We shall now assume the following results concerning Hermite functions and polynomials.

(1) Definition the $\text n^\text{th}$ Hermite polynomial is defined by

\begin{aligned} \text {H}_n(x) = (-)^n e^{x^2}(\frac d {dx})^n e^{-x^2} \quad\quad (n≥0) \end{aligned}

(2) For each $n, \text {H}_n(x)$ is a polynomial of degree $n$ and no les.

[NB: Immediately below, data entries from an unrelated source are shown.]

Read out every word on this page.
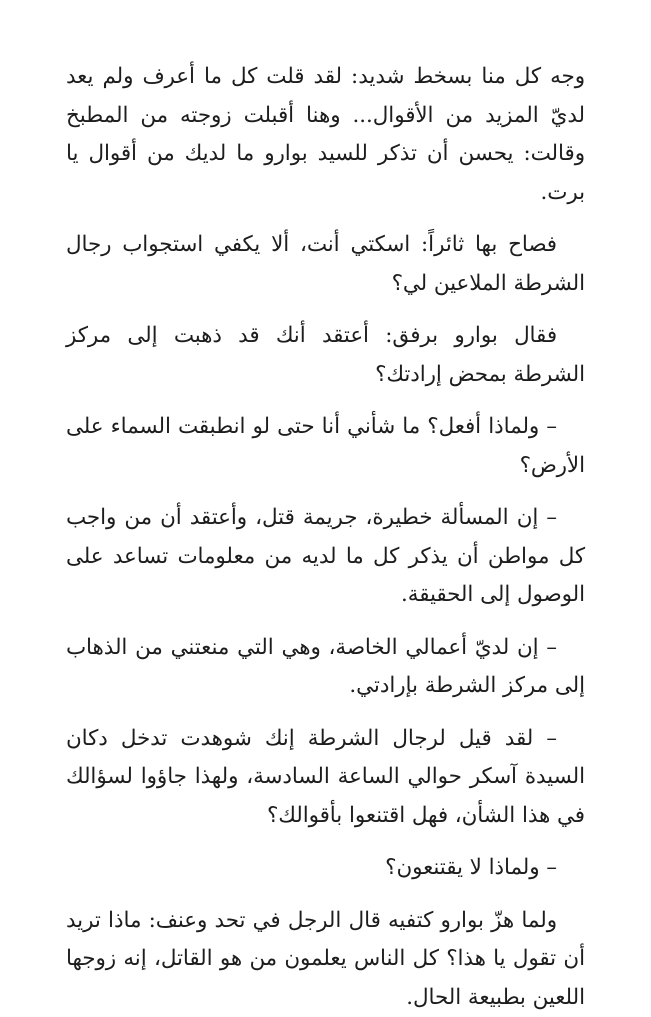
وجه كل منا بسخط شديد: لقد قلت كل ما أعرف ولم يعد لديّ المزيد من الأقوال... وهنا أقبلت زوجته من المطبخ وقالت: يحسن أن تذكر للسيد بوارو ما لديك من أقوال يا برت.

فصاح بها ثائراً: اسكتي أنت، ألا يكفي استجواب رجال الشرطة الملاعين لي؟

فقال بوارو برفق: أعتقد أنك قد ذهبت إلى مركز الشرطة بمحض إرادتك؟

– ولماذا أفعل؟ ما شأني أنا حتى لو انطبقت السماء على الأرض؟

– إن المسألة خطيرة، جريمة قتل، وأعتقد أن من واجب كل مواطن أن يذكر كل ما لديه من معلومات تساعد على الوصول إلى الحقيقة.

– إن لديّ أعمالي الخاصة، وهي التي منعتني من الذهاب إلى مركز الشرطة بإرادتي.

– لقد قيل لرجال الشرطة إنك شوهدت تدخل دكان السيدة آسكر حوالي الساعة السادسة، ولهذا جاؤوا لسؤالك في هذا الشأن، فهل اقتنعوا بأقوالك؟

– ولماذا لا يقتنعون؟

ولما هزّ بوارو كتفيه قال الرجل في تحد وعنف: ماذا تريد أن تقول يا هذا؟ كل الناس يعلمون من هو القاتل، إنه زوجها اللعين بطبيعة الحال.
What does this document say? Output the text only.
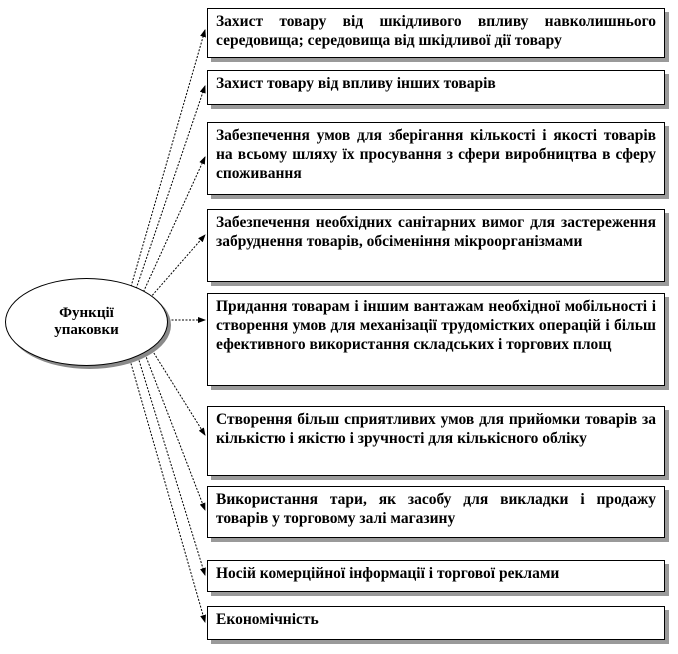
Функції
упаковки
Захист товару від шкідливого впливу навколишнього середовища; середовища від шкідливої дії товару
Захист товару від впливу інших товарів
Забезпечення умов для зберігання кількості і якості товарів на всьому шляху їх просування з сфери виробництва в сферу споживання
Забезпечення необхідних санітарних вимог для застереження забруднення товарів, обсіменіння мікроорганізмами
Придання товарам і іншим вантажам необхідної мобільності і створення умов для механізації трудомістких операцій і більш ефективного використання складських і торгових площ
Створення більш сприятливих умов для прийомки товарів за кількістю і якістю і зручності для кількісного обліку
Використання тари, як засобу для викладки і продажу товарів у торговому залі магазину
Носій комерційної інформації і торгової реклами
Економічність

(3) Completeness If $(\varphi(x))^2$ is integrable and for each $n ≥ 0$

\begin{aligned} \int^{\infin}_{-\infin}\text {H}_n(x)e^{-\frac 1 2 x^2} \varphi(x)\space dx = 0 \end{aligned}

Then $\varphi(x) = 0 \quad\quad \mathcal P \cdot \mathcal P$

I give a proof of this property in Appendix A.

Theorem 2.

If $\text X(\xi)$ is the difference of a monotone and continuous function, $\text{\textbar X}(\xi) \text{\textbar}$ and $\text{\textbar X}(\xi) \text{\textbar} ^2$ are integrable over $(-\infin, \infin)$, and for all $\eta$

$\int_{-\infin}^\infin \text{W}'(\eta - \xi) \text {X(}\xi) \space d \xi = 0$

Then, for all $\xi$, $\text {X(}\xi) =0$

We may differentiate $\int_{-\infin}^\infin \text{W}'(\eta - \xi) \text {X(}\xi) \space d \xi = 0$ any number of times under the integral sign. suppose in fact that

\begin{aligned} \text F(\eta)=\int_{-\infin}^\infin \text{W}^{(n)}(\eta - \xi) \text {X(}\xi) \space d \xi \end{aligned}

Then

$\frac {\text{F(}\eta + h) - \text F(\eta)} h=\int_{-\infin}^\infin \text{W}^{(n+1)}(\eta - \xi) \text {X(}\xi) \space d \xi + \int_{-\infin}^\infin \text{O(}h) \text{\textbar}\text {X(}\xi) \text{\textbar} \space d \xi$

$\rightarrow \int_{-\infin}^\infin \text{W}^{(n+1)}(\eta - \xi) \text {X(}\xi) \space d \xi$ as $h \rightarrow 0$ since

$\int_{-\infin}^\infin \text {\textbar X(}\xi) \text \textbar \space d \xi$ exists by hypothesis

$\therefore \int_{-\infin}^\infin \text W^{(n)}(-\xi) \text X(\xi) \space d \xi = 0$, all $n > 0$

$\sqrt{2\pi}\text{W}^{(n+1)}(-\xi)=(\frac d {d\xi})^ne^{-\frac {\xi^2} {2}}=(\frac d {dX})^ne^{-X^2}(\frac {-1} {\sqrt 2})^n$

$=(-\frac 1 {\sqrt 2})^ne^{-X^2}\text H_n(X)\qquad$ where $X=-\frac \xi {\sqrt 2}$

$\therefore \int^\infin_{-\infin} {e^x}^2 \text H_n(X)\text X(X\sqrt 2)dX = 0 \qquad$ (all $n>0$)

$\int^\infin_{-\infin}[{e^X}^2 \text H_n(X)][e^{-X^2}\text X(-X\sqrt 2)]dx=0$

$\therefore$ from this, the fact that $e^{-X^2}\text X(-X\sqrt 2)$ is integrable and assumption (3) above, we deduce that $e^{-X^2}\text X(-X\sqrt 2)=0 \quad \mathcal {P} \cdot \mathcal {P}$ i.e. $\text X(\xi)=0 \quad \mathcal {P} \cdot \mathcal {P}$ But $\text X$ is the difference of a monotone and a continuous function $\therefore \text X(\xi)=0$ for all $\xi$.